Tenants of agricultural holdings enjoy some security of tenure, but the rules by which farmers can pass their tenancies on to close family members on their retirement or death have to be met to the letter, as an important tribunal decision showed.

FarmThe tenant of a farm gave notice to his landlord under the Agricultural Holdings Act 1986 that he intended to retire and that he wished his son to succeed him. In order to establish such a right of succession, the son had to show that, in the last seven years, the farm had been his only or principal source of livelihood throughout a continuous period of not less than five years, or two or more discontinuous periods together amounting to not less than five years (the livelihood condition).

The landlord resisted the son’s succession on the basis that he had to satisfy the livelihood condition not only during the seven-year period expiring with his father’s notice of retirement, but also for the seven years leading up to the determination of his application, a process which had taken about six years.
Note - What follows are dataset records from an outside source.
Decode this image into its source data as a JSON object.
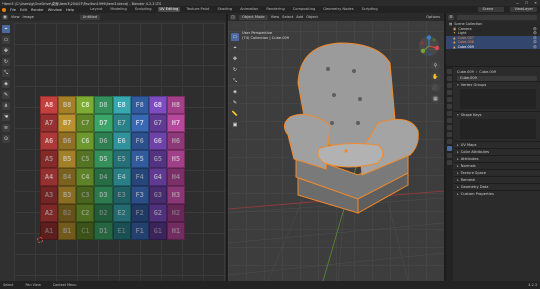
{
  "window": {
    "title": "*Item3 (C:\\Users\\g\\OneDrive\\桌面\\Item3\\204\\07\\Pavilion1999\\Item3.blend) - Blender 4.2.3 LTS",
    "controls": [
      "—",
      "☐",
      "✕"
    ]
  },
  "menubar": {
    "menus": [
      "File",
      "Edit",
      "Render",
      "Window",
      "Help"
    ],
    "workspaces": [
      "Layout",
      "Modeling",
      "Sculpting",
      "UV Editing",
      "Texture Paint",
      "Shading",
      "Animation",
      "Rendering",
      "Compositing",
      "Geometry Nodes",
      "Scripting"
    ],
    "active_workspace": "UV Editing",
    "scene_label": "Scene",
    "view_layer_label": "ViewLayer"
  },
  "uv_editor": {
    "header": [
      "View",
      "Image"
    ],
    "image_field": "Untitled",
    "tool_icons": [
      "cursor-icon",
      "select-box-icon",
      "grab-icon",
      "rotate-icon",
      "scale-icon",
      "transform-icon",
      "annotate-icon",
      "rip-icon",
      "grab-uv-icon",
      "relax-icon",
      "pinch-icon"
    ],
    "grid_rows": 8,
    "grid_cols": 8,
    "column_letters": [
      "A",
      "B",
      "C",
      "D",
      "E",
      "F",
      "G",
      "H"
    ],
    "row_numbers": [
      "8",
      "7",
      "6",
      "5",
      "4",
      "3",
      "2",
      "1"
    ],
    "column_colors": [
      "#c4403f",
      "#c59b32",
      "#7cad32",
      "#3fae6f",
      "#37a7b0",
      "#3d6fc0",
      "#7c4cc0",
      "#c44da6"
    ]
  },
  "viewport": {
    "header": [
      "Object Mode",
      "View",
      "Select",
      "Add",
      "Object"
    ],
    "mode": "Object Mode",
    "info_line1": "User Perspective",
    "info_line2": "(74) Collection | Cube.009",
    "options_label": "Options",
    "nav_icons": [
      "zoom-icon",
      "pan-icon",
      "camera-icon",
      "grid-icon"
    ],
    "gizmo_axes": [
      "X",
      "Y",
      "Z"
    ],
    "axis_colors": {
      "x": "#e0474c",
      "y": "#6ba634",
      "z": "#3a7ecf"
    }
  },
  "outliner": {
    "header_field": "Scene Collection",
    "rows": [
      {
        "label": "Scene Collection",
        "indent": 0,
        "selected": false
      },
      {
        "label": "Camera",
        "indent": 1,
        "selected": false
      },
      {
        "label": "Light",
        "indent": 1,
        "selected": false
      },
      {
        "label": "Cube.007",
        "indent": 1,
        "selected": true
      },
      {
        "label": "Cube.008",
        "indent": 1,
        "selected": true
      },
      {
        "label": "Cube.009",
        "indent": 1,
        "selected": true
      }
    ]
  },
  "properties": {
    "object_field": "Cube.009",
    "mesh_field": "Cube.009",
    "data_field": "Cube.009",
    "sections_open": [
      "Vertex Groups",
      "Shape Keys"
    ],
    "sections_closed": [
      "UV Maps",
      "Color Attributes",
      "Attributes",
      "Normals",
      "Texture Space",
      "Remesh",
      "Geometry Data",
      "Custom Properties"
    ],
    "tab_icons": [
      "tool-icon",
      "render-icon",
      "output-icon",
      "view-layer-icon",
      "scene-icon",
      "world-icon",
      "object-icon",
      "modifier-icon",
      "particles-icon",
      "physics-icon",
      "constraints-icon",
      "data-icon",
      "material-icon",
      "texture-icon"
    ]
  },
  "statusbar": {
    "left": "Select",
    "mid1": "Pan View",
    "mid2": "Context Menu",
    "version": "4.2.3"
  },
  "colors": {
    "accent": "#4b6aa3",
    "selection_orange": "#f08a2c",
    "blender_orange": "#e87d0d"
  }
}
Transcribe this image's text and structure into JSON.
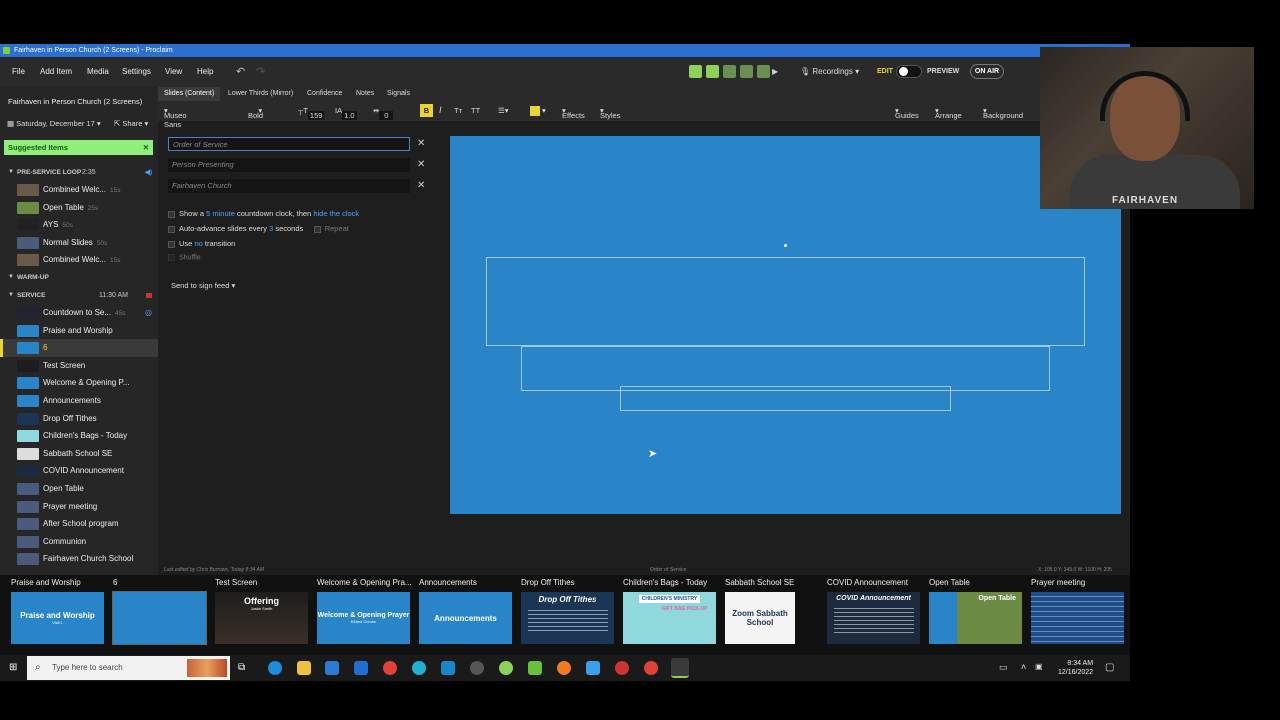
{
  "window": {
    "title": "Fairhaven in Person Church (2 Screens) - Proclaim"
  },
  "menubar": {
    "items": [
      "File",
      "Add Item",
      "Media",
      "Settings",
      "View",
      "Help"
    ],
    "recordings": "Recordings",
    "edit": "EDIT",
    "preview": "PREVIEW",
    "on_air": "ON AIR"
  },
  "left": {
    "service_title": "Fairhaven in Person Church (2 Screens)",
    "date": "Saturday, December 17",
    "share": "Share",
    "suggested": "Suggested Items",
    "sections": [
      {
        "label": "PRE-SERVICE LOOP",
        "time": "2:35"
      },
      {
        "label": "WARM-UP",
        "time": ""
      },
      {
        "label": "SERVICE",
        "time": "11:30 AM"
      }
    ],
    "preservice_items": [
      {
        "label": "Combined Welc...",
        "dur": "15s"
      },
      {
        "label": "Open Table",
        "dur": "25s"
      },
      {
        "label": "AYS",
        "dur": "50s"
      },
      {
        "label": "Normal Slides",
        "dur": "50s"
      },
      {
        "label": "Combined Welc...",
        "dur": "15s"
      }
    ],
    "service_items": [
      {
        "label": "Countdown to Se...",
        "dur": "45s"
      },
      {
        "label": "Praise and Worship",
        "dur": ""
      },
      {
        "label": "6",
        "dur": ""
      },
      {
        "label": "Test Screen",
        "dur": ""
      },
      {
        "label": "Welcome & Opening P...",
        "dur": ""
      },
      {
        "label": "Announcements",
        "dur": ""
      },
      {
        "label": "Drop Off Tithes",
        "dur": ""
      },
      {
        "label": "Children's Bags - Today",
        "dur": ""
      },
      {
        "label": "Sabbath School SE",
        "dur": ""
      },
      {
        "label": "COVID Announcement",
        "dur": ""
      },
      {
        "label": "Open Table",
        "dur": ""
      },
      {
        "label": "Prayer meeting",
        "dur": ""
      },
      {
        "label": "After School program",
        "dur": ""
      },
      {
        "label": "Communion",
        "dur": ""
      },
      {
        "label": "Fairhaven Church School",
        "dur": ""
      }
    ]
  },
  "editor": {
    "tabs": [
      "Slides (Content)",
      "Lower Thirds (Mirror)",
      "Confidence",
      "Notes",
      "Signals"
    ],
    "font": "Museo Sans",
    "weight": "Bold",
    "font_size": "159",
    "line_spacing": "1.0",
    "letter_spacing": "0",
    "effects": "Effects",
    "styles": "Styles",
    "guides": "Guides",
    "arrange": "Arrange",
    "background": "Background",
    "fields": [
      {
        "placeholder": "Order of Service"
      },
      {
        "placeholder": "Person Presenting"
      },
      {
        "placeholder": "Fairhaven Church"
      }
    ],
    "options": {
      "countdown_a": "Show a",
      "countdown_b": "5 minute",
      "countdown_c": "countdown clock, then",
      "countdown_d": "hide the clock",
      "advance_a": "Auto-advance slides every",
      "advance_b": "3",
      "advance_c": "seconds",
      "repeat": "Repeat",
      "transition_a": "Use",
      "transition_b": "no",
      "transition_c": "transition",
      "shuffle": "Shuffle"
    },
    "send_to_sign": "Send to sign feed",
    "last_edited": "Last edited by Chris Burrows, Today 8:34 AM",
    "order_label": "Order of Service",
    "coords": "X: 105.0  Y: 345.0  W: 1100  H: 205"
  },
  "strip": [
    {
      "label": "Praise and Worship",
      "title": "Praise and Worship",
      "sub": "Visit 1",
      "bg": "#2a85c8"
    },
    {
      "label": "6",
      "title": "",
      "sub": "",
      "bg": "#2a85c8"
    },
    {
      "label": "Test Screen",
      "title": "Offering",
      "sub": "Justin Smith",
      "bg": "#1d1d1d"
    },
    {
      "label": "Welcome & Opening Pra...",
      "title": "Welcome & Opening Prayer",
      "sub": "Elders Combs",
      "bg": "#2a85c8"
    },
    {
      "label": "Announcements",
      "title": "Announcements",
      "sub": "",
      "bg": "#2a85c8"
    },
    {
      "label": "Drop Off Tithes",
      "title": "Drop Off Tithes",
      "sub": "",
      "bg": "#1b3554"
    },
    {
      "label": "Children's Bags - Today",
      "title": "CHILDREN'S MINISTRY",
      "sub": "GIFT BAG PICK-UP",
      "bg": "#8fd9dc"
    },
    {
      "label": "Sabbath School SE",
      "title": "Zoom Sabbath School",
      "sub": "",
      "bg": "#f4f4f4"
    },
    {
      "label": "COVID Announcement",
      "title": "COVID Announcement",
      "sub": "",
      "bg": "#1c2a3d"
    },
    {
      "label": "Open Table",
      "title": "Open Table",
      "sub": "",
      "bg": "#6b8a43"
    },
    {
      "label": "Prayer meeting",
      "title": "",
      "sub": "",
      "bg": "#1f4d8a"
    }
  ],
  "taskbar": {
    "search_placeholder": "Type here to search",
    "time": "8:34 AM",
    "date": "12/16/2022"
  },
  "webcam": {
    "shirt_text": "FAIRHAVEN"
  }
}
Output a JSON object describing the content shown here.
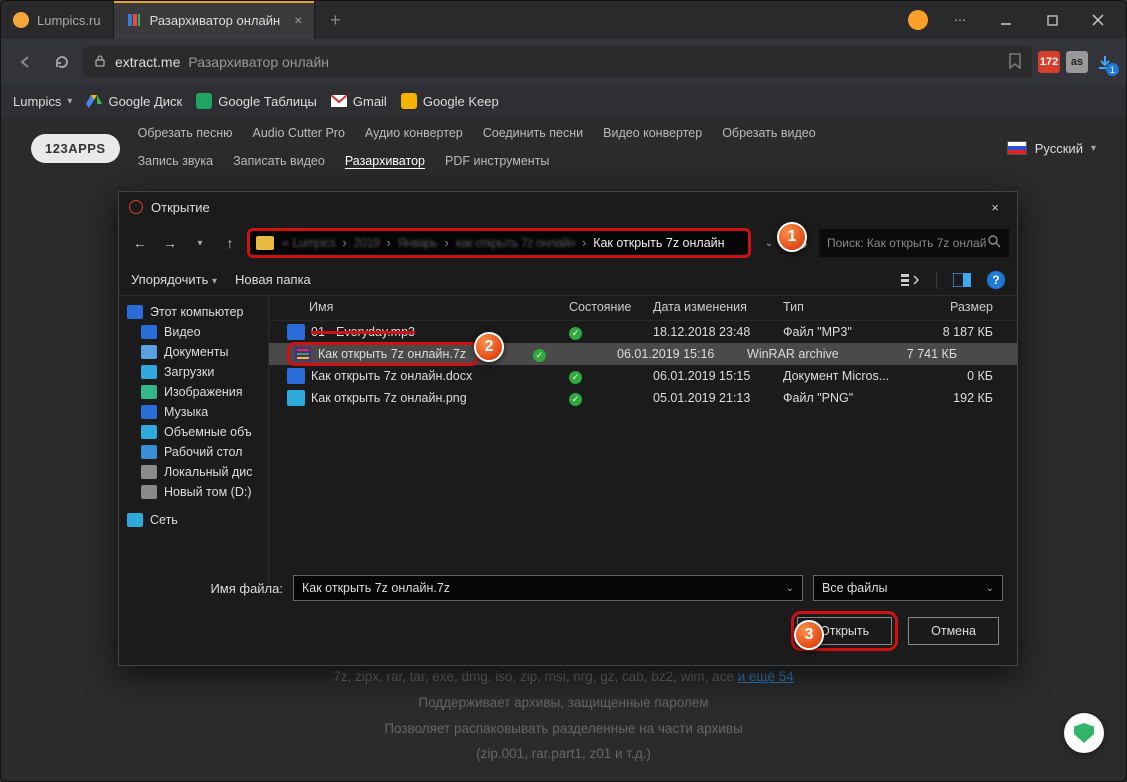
{
  "tabs": {
    "t1": {
      "label": "Lumpics.ru"
    },
    "t2": {
      "label": "Разархиватор онлайн"
    }
  },
  "address": {
    "host": "extract.me",
    "title": "Разархиватор онлайн"
  },
  "bookmarks": {
    "b0": "Lumpics",
    "b1": "Google Диск",
    "b2": "Google Таблицы",
    "b3": "Gmail",
    "b4": "Google Keep"
  },
  "appsbar": {
    "logo": "123APPS",
    "links": {
      "l0": "Обрезать песню",
      "l1": "Audio Cutter Pro",
      "l2": "Аудио конвертер",
      "l3": "Соединить песни",
      "l4": "Видео конвертер",
      "l5": "Обрезать видео",
      "l6": "Запись звука",
      "l7": "Записать видео",
      "l8": "Разархиватор",
      "l9": "PDF инструменты"
    },
    "active": "l8",
    "lang": "Русский"
  },
  "dialog": {
    "title": "Открытие",
    "path_last": "Как открыть 7z онлайн",
    "search_placeholder": "Поиск: Как открыть 7z онлай",
    "organize": "Упорядочить",
    "newfolder": "Новая папка",
    "columns": {
      "name": "Имя",
      "state": "Состояние",
      "date": "Дата изменения",
      "type": "Тип",
      "size": "Размер"
    },
    "side": {
      "pc": "Этот компьютер",
      "video": "Видео",
      "docs": "Документы",
      "down": "Загрузки",
      "img": "Изображения",
      "music": "Музыка",
      "vol": "Объемные объ",
      "desk": "Рабочий стол",
      "ldsk": "Локальный дис",
      "ddsk": "Новый том (D:)",
      "net": "Сеть"
    },
    "rows": [
      {
        "name": "01 - Everyday.mp3",
        "date": "18.12.2018 23:48",
        "type": "Файл \"MP3\"",
        "size": "8 187 КБ",
        "icon": "audio"
      },
      {
        "name": "Как открыть 7z онлайн.7z",
        "date": "06.01.2019 15:16",
        "type": "WinRAR archive",
        "size": "7 741 КБ",
        "icon": "archive",
        "selected": true
      },
      {
        "name": "Как открыть 7z онлайн.docx",
        "date": "06.01.2019 15:15",
        "type": "Документ Micros...",
        "size": "0 КБ",
        "icon": "docx"
      },
      {
        "name": "Как открыть 7z онлайн.png",
        "date": "05.01.2019 21:13",
        "type": "Файл \"PNG\"",
        "size": "192 КБ",
        "icon": "png"
      }
    ],
    "filename_label": "Имя файла:",
    "filename_value": "Как открыть 7z онлайн.7z",
    "filter": "Все файлы",
    "open": "Открыть",
    "cancel": "Отмена"
  },
  "page": {
    "formats": "7z, zipx, rar, tar, exe, dmg, iso, zip, msi, nrg, gz, cab, bz2, wim, ace",
    "more": "и ещё 54",
    "line2": "Поддерживает архивы, защищенные паролем",
    "line3": "Позволяет распаковывать разделенные на части архивы",
    "line4": "(zip.001, rar.part1, z01 и т.д.)"
  },
  "download_badge": "1",
  "ext_badge": "172",
  "callouts": {
    "c1": "1",
    "c2": "2",
    "c3": "3"
  }
}
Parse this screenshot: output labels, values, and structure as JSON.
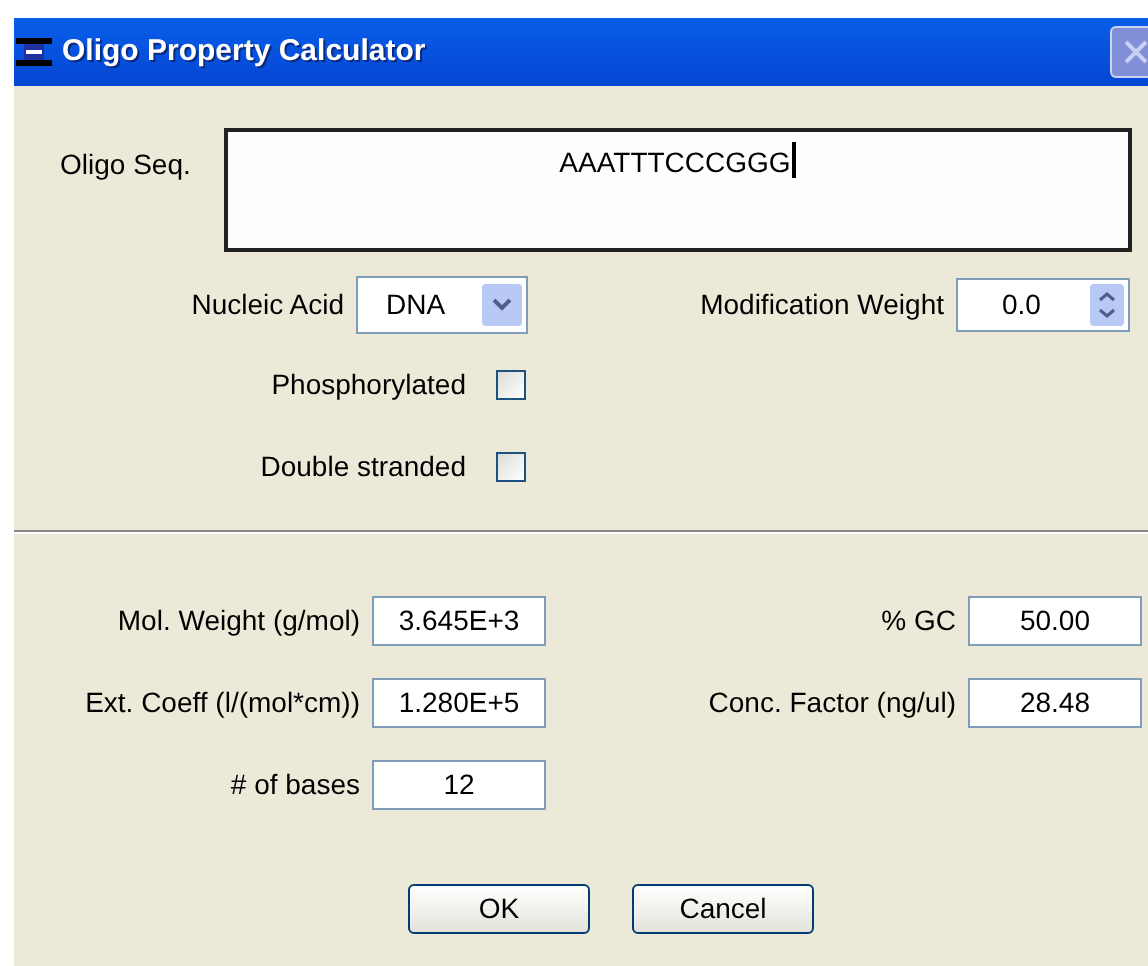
{
  "window": {
    "title": "Oligo Property Calculator"
  },
  "sequence": {
    "label": "Oligo Seq.",
    "value": "AAATTTCCCGGG"
  },
  "nucleic_acid": {
    "label": "Nucleic Acid",
    "value": "DNA"
  },
  "modification_weight": {
    "label": "Modification Weight",
    "value": "0.0"
  },
  "options": [
    {
      "label": "Phosphorylated",
      "checked": false
    },
    {
      "label": "Double stranded",
      "checked": false
    }
  ],
  "results": [
    {
      "label": "Mol. Weight (g/mol)",
      "value": "3.645E+3"
    },
    {
      "label": "% GC",
      "value": "50.00"
    },
    {
      "label": "Ext. Coeff (l/(mol*cm))",
      "value": "1.280E+5"
    },
    {
      "label": "Conc. Factor (ng/ul)",
      "value": "28.48"
    },
    {
      "label": "# of bases",
      "value": "12"
    }
  ],
  "buttons": [
    {
      "label": "OK"
    },
    {
      "label": "Cancel"
    }
  ]
}
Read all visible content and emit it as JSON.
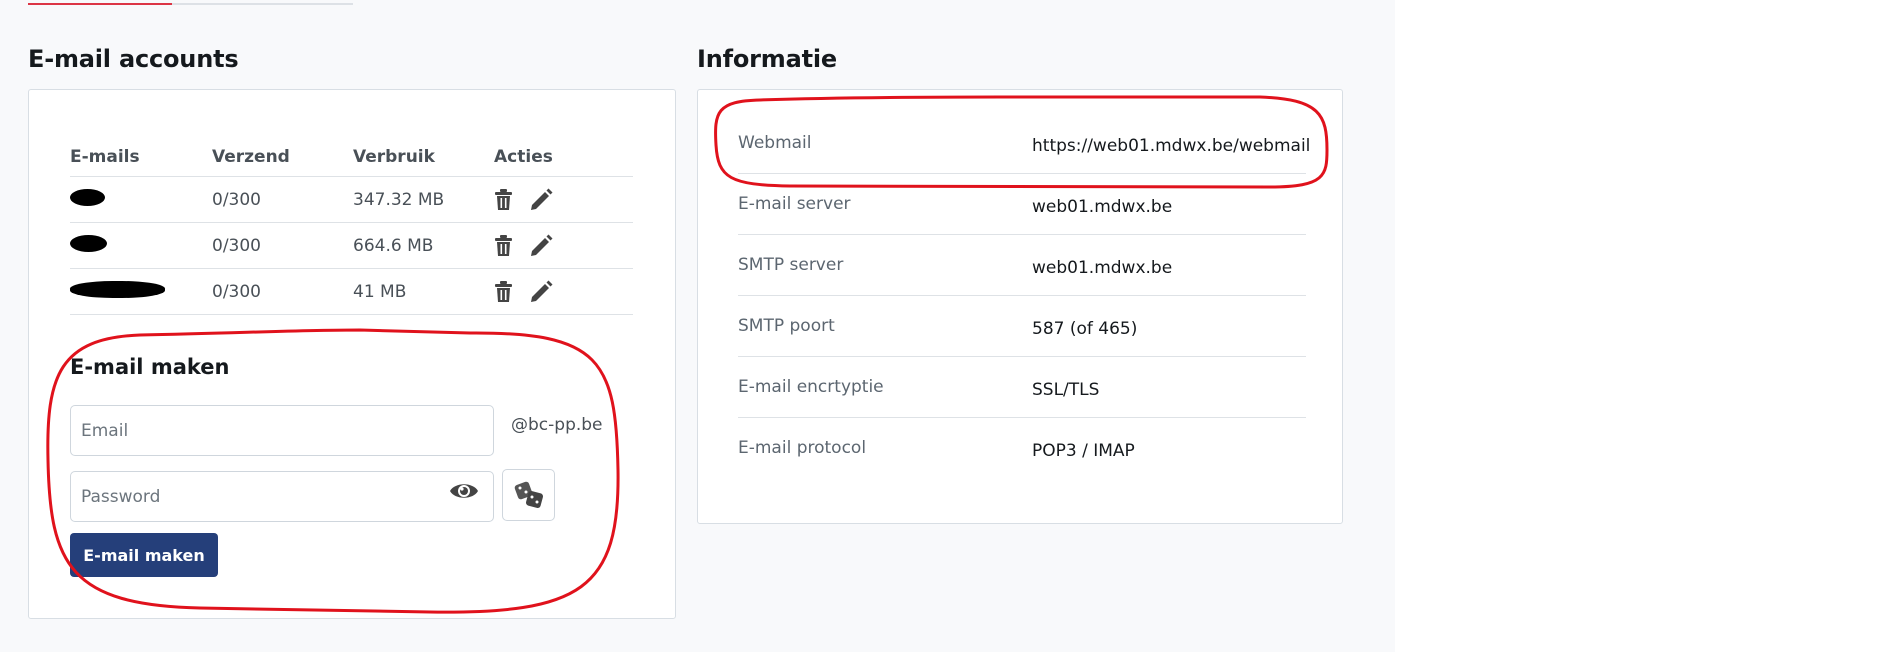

The landlord’s arguments were, however, rejected by the First-tier Tribunal.

In dismissing the landlord’s appeal against that decision, the Upper Tribunal found that, on a true interpretation of the Act, the livelihood condition needed only to be satisfied in relation to the seven-year period ending with the date on which the retirement notice was given. No practical purpose would be served by requiring the son to prove compliance with the livelihood condition for a second seven-year period. Such an interpretation would conflict with the purpose of the Act and encourage reluctant landlords to engage in tactical delay and attrition.